Current Institutional Affiliation
Associate Professor, History, State University of New York (SUNY) / Purchase College

Award Information

International Dissertation Research Fellowship 2008
Institutional Affiliation (at time of award):
History, University of Maryland
Housing Development: Housing Policy, Slums, and Squatter Settlements in Rio de Janeiro and Buenos Aires, 1948-1973

This research project explores the contested experiences of housing policy and development in Latin America in the era of modernization. During those years, a new transnational sociological and urbanist understanding of the urban home appeared as an organizer of urban space and as an instrument of political and social intervention to a number of different actors across national and international borders.
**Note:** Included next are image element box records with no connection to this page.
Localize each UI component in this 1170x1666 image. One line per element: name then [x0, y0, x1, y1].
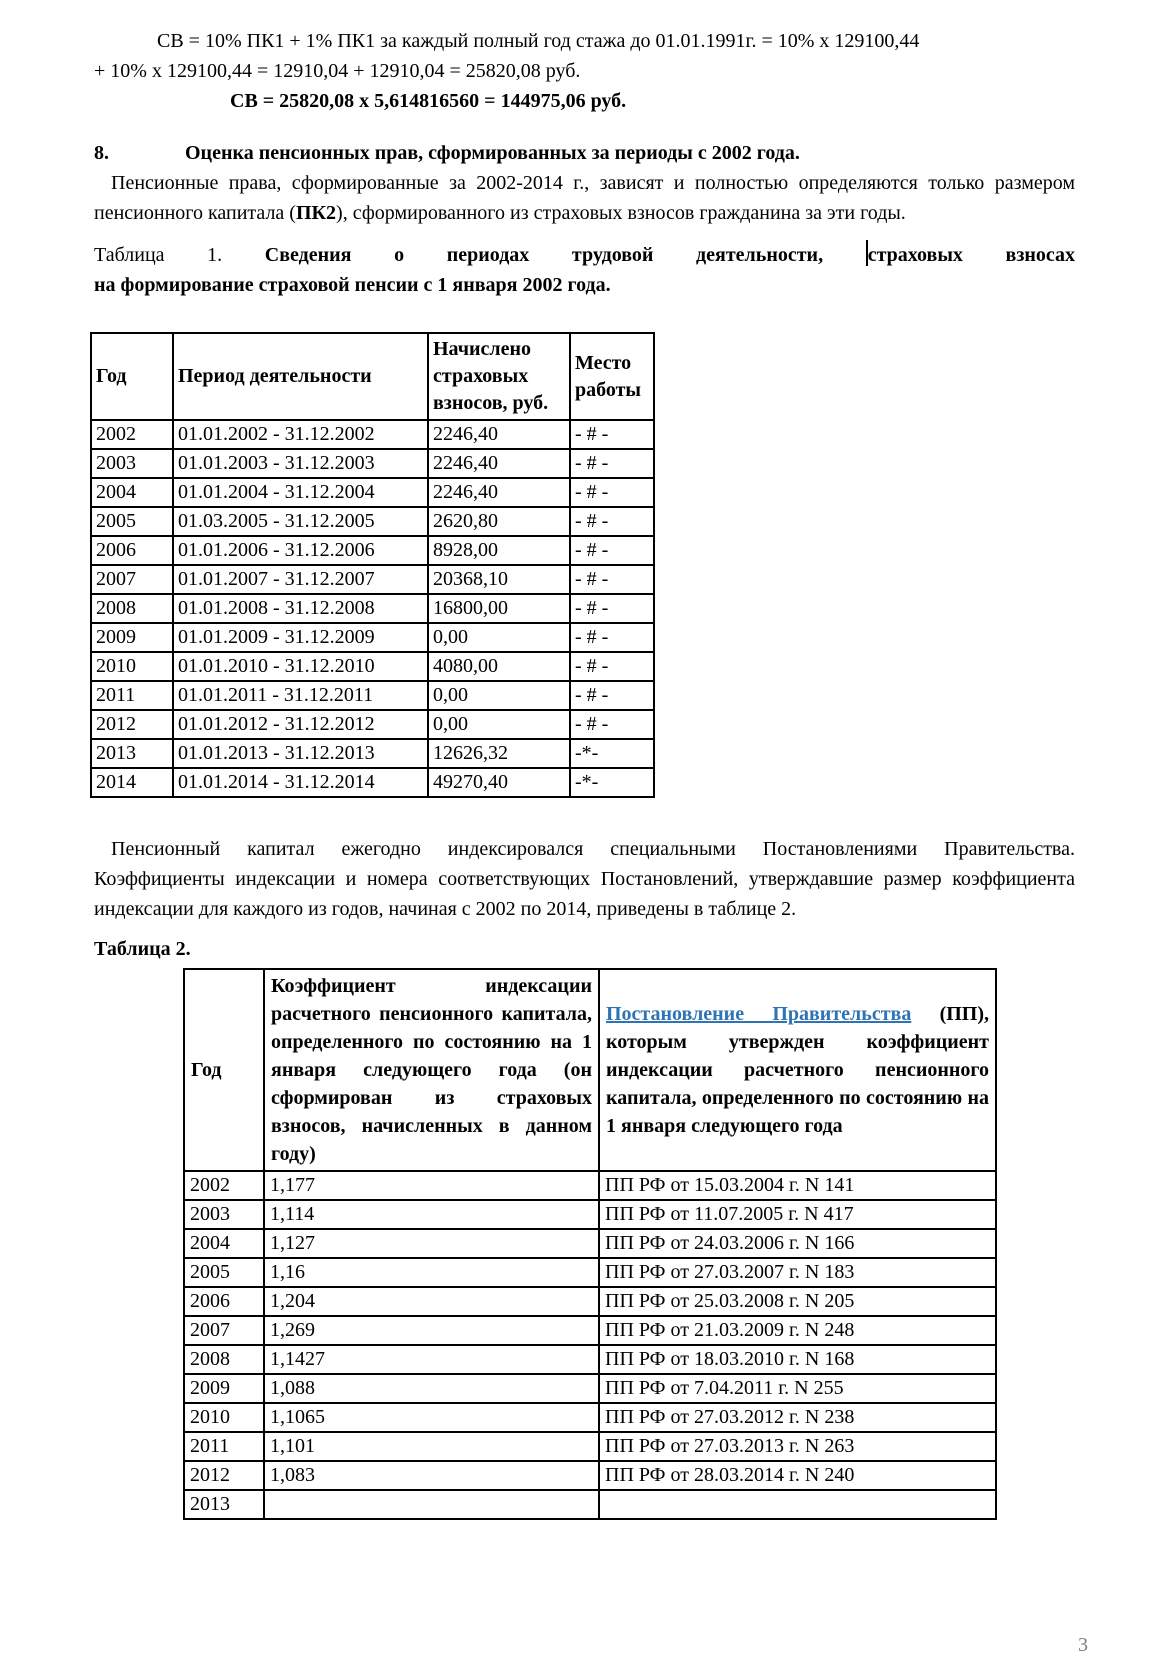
table-1-header-workplace: Место работы	[570, 333, 654, 420]
table-cell: 16800,00	[428, 594, 570, 623]
table-2-header-coefficient: Коэффициент индексации расчетного пенсионного капитала, определенного по состоянию на 1 января следующего года (он сформирован из страховых взносов, начисленных в данном году)	[264, 969, 599, 1171]
table-1	[90, 332, 655, 798]
table-cell: 01.01.2014 - 31.12.2014	[173, 768, 428, 797]
table-2-header-decree-text: (ПП), которым утвержден коэффициент индексации расчетного пенсионного капитала, определенного по состоянию на 1 января следующего года	[606, 1003, 989, 1137]
formula-result: СВ = 25820,08 х 5,614816560 = 144975,06 руб.	[230, 90, 627, 112]
table-cell: 1,269	[264, 1316, 599, 1345]
table-cell: 8928,00	[428, 536, 570, 565]
table-1-caption-label: Таблица 1.	[94, 244, 223, 266]
table-cell: ПП РФ от 18.03.2010 г. N 168	[599, 1345, 996, 1374]
table-cell: - # -	[570, 449, 654, 478]
table-cell: 2008	[91, 594, 173, 623]
table-cell: - # -	[570, 623, 654, 652]
paragraph-text-end: ), сформированного из страховых взносов гражданина за эти годы.	[336, 202, 906, 224]
table-cell: ПП РФ от 27.03.2007 г. N 183	[599, 1258, 996, 1287]
table-cell: 4080,00	[428, 652, 570, 681]
table-row	[184, 1403, 996, 1432]
table-row	[91, 739, 654, 768]
section-8-number: 8.	[94, 142, 109, 164]
table-row	[91, 681, 654, 710]
table-cell: 2007	[91, 565, 173, 594]
table-cell: ПП РФ от 7.04.2011 г. N 255	[599, 1374, 996, 1403]
table-cell: 2246,40	[428, 478, 570, 507]
indexation-paragraph: Пенсионный капитал ежегодно индексировался специальными Постановлениями Правительства. Коэффициенты индексации и номера соответствующих Постановлений, утверждавшие размер коэффициента индексации для каждого из годов, начиная с 2002 по 2014, приведены в таблице 2.	[94, 838, 1075, 920]
formula-line-1: СВ = 10% ПК1 + 1% ПК1 за каждый полный год стажа до 01.01.1991г. = 10% х 129100,44	[157, 30, 920, 52]
government-decree-link[interactable]: Постановление Правительства	[606, 1003, 912, 1025]
table-cell: ПП РФ от 15.03.2004 г. N 141	[599, 1171, 996, 1200]
table-1-caption-text-b: страховых взносах	[867, 244, 1076, 266]
table-cell: 1,204	[264, 1287, 599, 1316]
section-8-paragraph	[94, 168, 1075, 228]
table-2-header-decree	[599, 969, 996, 1171]
table-row	[91, 536, 654, 565]
table-1-caption-line-1	[94, 240, 1075, 270]
table-row	[91, 652, 654, 681]
table-cell: 01.01.2003 - 31.12.2003	[173, 449, 428, 478]
formula-line-2: + 10% х 129100,44 = 12910,04 + 12910,04 = 25820,08 руб.	[94, 60, 581, 82]
table-cell: 0,00	[428, 681, 570, 710]
table-row	[184, 1374, 996, 1403]
table-row	[184, 1200, 996, 1229]
table-cell: 0,00	[428, 710, 570, 739]
table-row	[91, 594, 654, 623]
table-row	[184, 1461, 996, 1490]
table-row	[91, 768, 654, 797]
table-cell: ПП РФ от 11.07.2005 г. N 417	[599, 1200, 996, 1229]
table-cell: 2010	[91, 652, 173, 681]
table-row	[184, 1258, 996, 1287]
table-cell: 2008	[184, 1345, 264, 1374]
table-cell: 01.01.2012 - 31.12.2012	[173, 710, 428, 739]
table-row	[184, 1171, 996, 1200]
table-cell: - # -	[570, 652, 654, 681]
table-cell: 01.01.2008 - 31.12.2008	[173, 594, 428, 623]
table-2-header-year: Год	[184, 969, 264, 1171]
table-2	[183, 968, 997, 1520]
table-cell: 1,16	[264, 1258, 599, 1287]
table-cell: - # -	[570, 478, 654, 507]
table-cell: 2014	[91, 768, 173, 797]
table-cell: 2246,40	[428, 420, 570, 449]
table-1-header-year: Год	[91, 333, 173, 420]
table-cell: -*-	[570, 739, 654, 768]
table-cell: - # -	[570, 681, 654, 710]
table-cell: ПП РФ от 21.03.2009 г. N 248	[599, 1316, 996, 1345]
table-cell: 20368,10	[428, 565, 570, 594]
table-cell: - # -	[570, 420, 654, 449]
table-cell: 2009	[91, 623, 173, 652]
table-cell: ПП РФ от 27.03.2012 г. N 238	[599, 1403, 996, 1432]
table-1-header-period: Период деятельности	[173, 333, 428, 420]
table-cell: 01.01.2009 - 31.12.2009	[173, 623, 428, 652]
table-cell: ПП РФ от 28.03.2014 г. N 240	[599, 1461, 996, 1490]
table-row	[91, 420, 654, 449]
table-cell: 2005	[184, 1258, 264, 1287]
table-cell: 2009	[184, 1374, 264, 1403]
table-cell: - # -	[570, 594, 654, 623]
table-row	[91, 507, 654, 536]
table-row	[184, 1345, 996, 1374]
section-8-heading	[94, 138, 1075, 168]
table-cell	[599, 1490, 996, 1519]
table-cell: 01.01.2013 - 31.12.2013	[173, 739, 428, 768]
table-row	[184, 1316, 996, 1345]
table-cell: 01.01.2004 - 31.12.2004	[173, 478, 428, 507]
table-cell: - # -	[570, 710, 654, 739]
table-cell: 2002	[184, 1171, 264, 1200]
table-cell	[264, 1490, 599, 1519]
table-cell: 01.01.2010 - 31.12.2010	[173, 652, 428, 681]
table-cell: 2004	[184, 1229, 264, 1258]
table-cell: 2006	[184, 1287, 264, 1316]
table-cell: 2011	[91, 681, 173, 710]
table-row	[184, 1490, 996, 1519]
table-cell: 2246,40	[428, 449, 570, 478]
table-cell: 2010	[184, 1403, 264, 1432]
table-row	[184, 1287, 996, 1316]
table-2-caption: Таблица 2.	[94, 938, 191, 960]
table-cell: 1,114	[264, 1200, 599, 1229]
table-2-header-row	[184, 969, 996, 1171]
table-cell: ПП РФ от 25.03.2008 г. N 205	[599, 1287, 996, 1316]
table-row	[91, 623, 654, 652]
table-cell: 01.01.2006 - 31.12.2006	[173, 536, 428, 565]
section-8-title: Оценка пенсионных прав, сформированных за периоды с 2002 года.	[185, 142, 800, 164]
table-cell: 2007	[184, 1316, 264, 1345]
table-cell: 01.01.2011 - 31.12.2011	[173, 681, 428, 710]
table-cell: 2013	[91, 739, 173, 768]
pk2-bold: ПК2	[295, 202, 337, 224]
table-cell: ПП РФ от 27.03.2013 г. N 263	[599, 1432, 996, 1461]
table-cell: 2013	[184, 1490, 264, 1519]
table-cell: 2003	[91, 449, 173, 478]
table-row	[184, 1229, 996, 1258]
table-row	[91, 710, 654, 739]
table-cell: 2005	[91, 507, 173, 536]
table-row	[91, 449, 654, 478]
table-cell: 2012	[184, 1461, 264, 1490]
table-row	[184, 1432, 996, 1461]
table-cell: 1,127	[264, 1229, 599, 1258]
table-cell: - # -	[570, 536, 654, 565]
table-cell: 2011	[184, 1432, 264, 1461]
page-number: 3	[1078, 1634, 1088, 1656]
table-1-caption-line-2: на формирование страховой пенсии с 1 января 2002 года.	[94, 274, 611, 296]
table-cell: 1,1427	[264, 1345, 599, 1374]
table-cell: 2004	[91, 478, 173, 507]
table-cell: 2620,80	[428, 507, 570, 536]
table-cell: 2003	[184, 1200, 264, 1229]
table-cell: 49270,40	[428, 768, 570, 797]
paragraph-text-start: Пенсионные права, сформированные за 2002-2014 г., зависят и полностью определяются только размером пенсионного капитала (	[94, 172, 1075, 224]
table-cell: 2002	[91, 420, 173, 449]
table-cell: 2006	[91, 536, 173, 565]
table-cell: 01.03.2005 - 31.12.2005	[173, 507, 428, 536]
table-cell: - # -	[570, 507, 654, 536]
table-1-caption	[94, 240, 1075, 300]
table-cell: 1,088	[264, 1374, 599, 1403]
table-row	[91, 478, 654, 507]
table-cell: - # -	[570, 565, 654, 594]
table-cell: 01.01.2007 - 31.12.2007	[173, 565, 428, 594]
table-1-header-row	[91, 333, 654, 420]
table-cell: 1,1065	[264, 1403, 599, 1432]
table-cell: 2012	[91, 710, 173, 739]
table-1-caption-text-a: Сведения о периодах трудовой деятельности,	[264, 244, 824, 266]
table-cell: ПП РФ от 24.03.2006 г. N 166	[599, 1229, 996, 1258]
table-row	[91, 565, 654, 594]
table-cell: 1,101	[264, 1432, 599, 1461]
table-cell: 1,177	[264, 1171, 599, 1200]
table-1-header-contributions: Начислено страховых взносов, руб.	[428, 333, 570, 420]
table-cell: 12626,32	[428, 739, 570, 768]
table-cell: 1,083	[264, 1461, 599, 1490]
table-cell: 01.01.2002 - 31.12.2002	[173, 420, 428, 449]
table-cell: 0,00	[428, 623, 570, 652]
table-cell: -*-	[570, 768, 654, 797]
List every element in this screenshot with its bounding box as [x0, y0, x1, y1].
Over the chronological course of this study, I will explore how the modern Latin American city--particularly Buenos Aires, Argentina and Rio de Janeiro, Brazil-came to be marked by extreme income disparities because of, rather than in spite of, public housing initiatives. This dissertation seeks to show that, ultimately, the planning and building of the modern residence did not solve the problem of underdevelopment. Rather, I argue, housing itself built poverty. In other words, at the historical juncture of populism, interamerican development aid, and the Cold War in the Americas, the urbanists' plans and hopes for modernity through housing may have been partially fulfilled, but a poverty of housing became a thoroughly modern part of the Latin American urban landscape. In light of this, I hypothesize that the history of housing was one of the constitutive elements in the history of (under)development and modernization of the Third World city.